Hundreds of tiles and nearly a decade of SDA history was lost when senior court was torn down to make room for the new science and math building. Luong hoped to give back to those students who lost their mark on the campus and let them paint a new set of tile that would serve to help give life to the new building that she viewed as an uglier replacement for senior court.
Her event started as mainly targeting the classes whose senior tiles were lost during the construction, mainly 2006-2010; however the event ended up seeing a much larger turnout with students as far back as the 70s and more recent alums bringing their young kids who they hoped one day would attend the same school as them. Luong wanted to create a physical representation of SDA and its prolonged and lasting effects on its students, a current, from the past to know.
The idea came to her while reading one of the books from the Percy Jackson series: “I came across the part about the river Lethe, that when you drink it you are reborn and your memories are wiped away and I thought that could be a really cool image if we did a river of memories but since it’s embedded into the wall it could never be forgotten.” The tiles will take the shape of a river representing a common current between the past alumni and the students of today.
Speaking to some of the alumni who were painting they’re new tiles, it quickly becomes apparent how impossible it could be to ever forget SDA and its effect it has on its students. One of the students from the very first graduating class of the Academy in 2000, Steve Straw, proudly reminisced about being the first student ever suspended from the Academy and switching places with the principal as a reward for a school fundraiser.
As I spoke with him about his memories of this school and his four years here it was obvious the profound affect this place had on him. Even now nearly 20 years on, his eyes lit up with a youthful joy when he spoke about his memories of his time here at SDA. Yet despite his fond memories he still wouldn’t want to relive those days. “The four years I had here where the best of my life, they made me who I am today, yet, I would never want to redo them.”
That seemed to be a common thread amongst all the alums I spoke to. That SDA had truly become an extremely impactful part of their life. For Gidgett Sschultz, class of 2007, SDA was the school where “the artsy kids were allowed to be cool.”
There did seem to be one common theme about the memories of the alums time here: it was the teachers. For Straw it was memories of Tim Roberts’s freshman English class where he would play an MTV recording of the Beastie Boys singing “Sabotage” and analyzing the lyrics as if it were a Shakespearean sonnet.
For Schultz it was memories of doing a synchronized dance routine to “Me and My Shadow” with Bryan Scott, a now retired history teacher. SDA spirit comes from “teachers who actually care about their students and are passionate about their jobs,” Schultz said.

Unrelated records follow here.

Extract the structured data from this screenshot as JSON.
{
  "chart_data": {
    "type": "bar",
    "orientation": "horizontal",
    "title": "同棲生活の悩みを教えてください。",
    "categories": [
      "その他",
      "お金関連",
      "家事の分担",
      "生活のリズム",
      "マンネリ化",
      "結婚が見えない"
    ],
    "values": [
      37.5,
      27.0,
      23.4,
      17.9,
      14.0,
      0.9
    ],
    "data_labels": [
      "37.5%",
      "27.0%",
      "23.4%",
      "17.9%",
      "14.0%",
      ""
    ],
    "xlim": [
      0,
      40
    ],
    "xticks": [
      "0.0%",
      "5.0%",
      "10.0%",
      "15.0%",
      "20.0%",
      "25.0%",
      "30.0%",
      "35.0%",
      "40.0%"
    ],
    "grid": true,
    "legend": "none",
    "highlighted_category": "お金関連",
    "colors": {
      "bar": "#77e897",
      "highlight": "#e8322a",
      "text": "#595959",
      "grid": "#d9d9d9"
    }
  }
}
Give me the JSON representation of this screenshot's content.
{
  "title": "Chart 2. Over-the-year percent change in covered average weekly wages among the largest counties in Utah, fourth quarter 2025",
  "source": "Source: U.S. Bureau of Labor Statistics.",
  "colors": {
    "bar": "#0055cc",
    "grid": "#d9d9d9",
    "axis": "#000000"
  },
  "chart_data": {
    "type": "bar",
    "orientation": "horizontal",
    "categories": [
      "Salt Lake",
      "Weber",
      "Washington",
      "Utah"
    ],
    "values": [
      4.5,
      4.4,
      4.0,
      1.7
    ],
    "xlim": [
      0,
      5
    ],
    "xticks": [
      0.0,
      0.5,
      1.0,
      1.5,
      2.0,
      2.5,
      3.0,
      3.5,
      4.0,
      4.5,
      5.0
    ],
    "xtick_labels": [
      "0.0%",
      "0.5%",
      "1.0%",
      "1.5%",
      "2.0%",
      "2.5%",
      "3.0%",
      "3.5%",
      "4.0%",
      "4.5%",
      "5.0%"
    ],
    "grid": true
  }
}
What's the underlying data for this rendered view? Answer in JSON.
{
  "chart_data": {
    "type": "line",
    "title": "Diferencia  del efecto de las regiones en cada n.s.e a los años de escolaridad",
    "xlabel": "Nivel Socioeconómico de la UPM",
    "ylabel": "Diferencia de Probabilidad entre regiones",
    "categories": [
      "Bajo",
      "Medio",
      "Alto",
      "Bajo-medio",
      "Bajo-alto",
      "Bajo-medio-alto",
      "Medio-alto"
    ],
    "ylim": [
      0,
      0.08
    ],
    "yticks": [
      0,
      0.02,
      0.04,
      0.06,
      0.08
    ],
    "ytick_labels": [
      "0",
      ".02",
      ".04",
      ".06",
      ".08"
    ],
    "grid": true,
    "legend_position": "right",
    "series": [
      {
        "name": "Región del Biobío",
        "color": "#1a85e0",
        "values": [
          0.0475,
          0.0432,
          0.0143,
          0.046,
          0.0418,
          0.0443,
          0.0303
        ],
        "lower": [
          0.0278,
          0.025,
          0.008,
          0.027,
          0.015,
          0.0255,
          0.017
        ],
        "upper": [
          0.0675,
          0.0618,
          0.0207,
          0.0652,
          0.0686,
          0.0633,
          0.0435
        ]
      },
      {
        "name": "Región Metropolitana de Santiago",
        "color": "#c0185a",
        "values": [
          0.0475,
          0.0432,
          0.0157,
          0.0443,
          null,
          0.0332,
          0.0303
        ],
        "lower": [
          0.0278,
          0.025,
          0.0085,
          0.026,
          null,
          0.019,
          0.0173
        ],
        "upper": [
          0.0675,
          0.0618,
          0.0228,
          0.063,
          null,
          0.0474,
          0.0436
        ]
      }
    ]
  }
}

When I asked Schultz’s table, all 2007 graduates, if the teachers were the heart of soul of the SDA environment, I was met with a unanimous “yes” and a chorus of “definitely.” Every alumni I talked to shared that theme that the teachers are what make SDA, that their time and dedication are what keeps the spirit, the current, of SDA always fresh and always flowing upstream.
Luong set out to create a tangible representation of SDA culture, a stream that connects our past with our present, an ever-changing student body that has one thing it can rely on: passionate and inspiring teachers. Yet, she created something much greater than that. She not only managed to create a beautiful physical representation of the SDA culture and history, she managed to also create a link between past and future members of our school.
Reminiscing on my own four years and my fears for the future of SDA, I can’t help but be comforted by the words of Schultz, the bubbly, still passionate, San Dieguito alumna who graduated nearly a decade ago: “Enjoy and savor every moment. There is no other place in the world like this. Still 10 years on I still feel like here is my home.”
That is what makes SDA so special, that there is nowhere else in the world quite like it.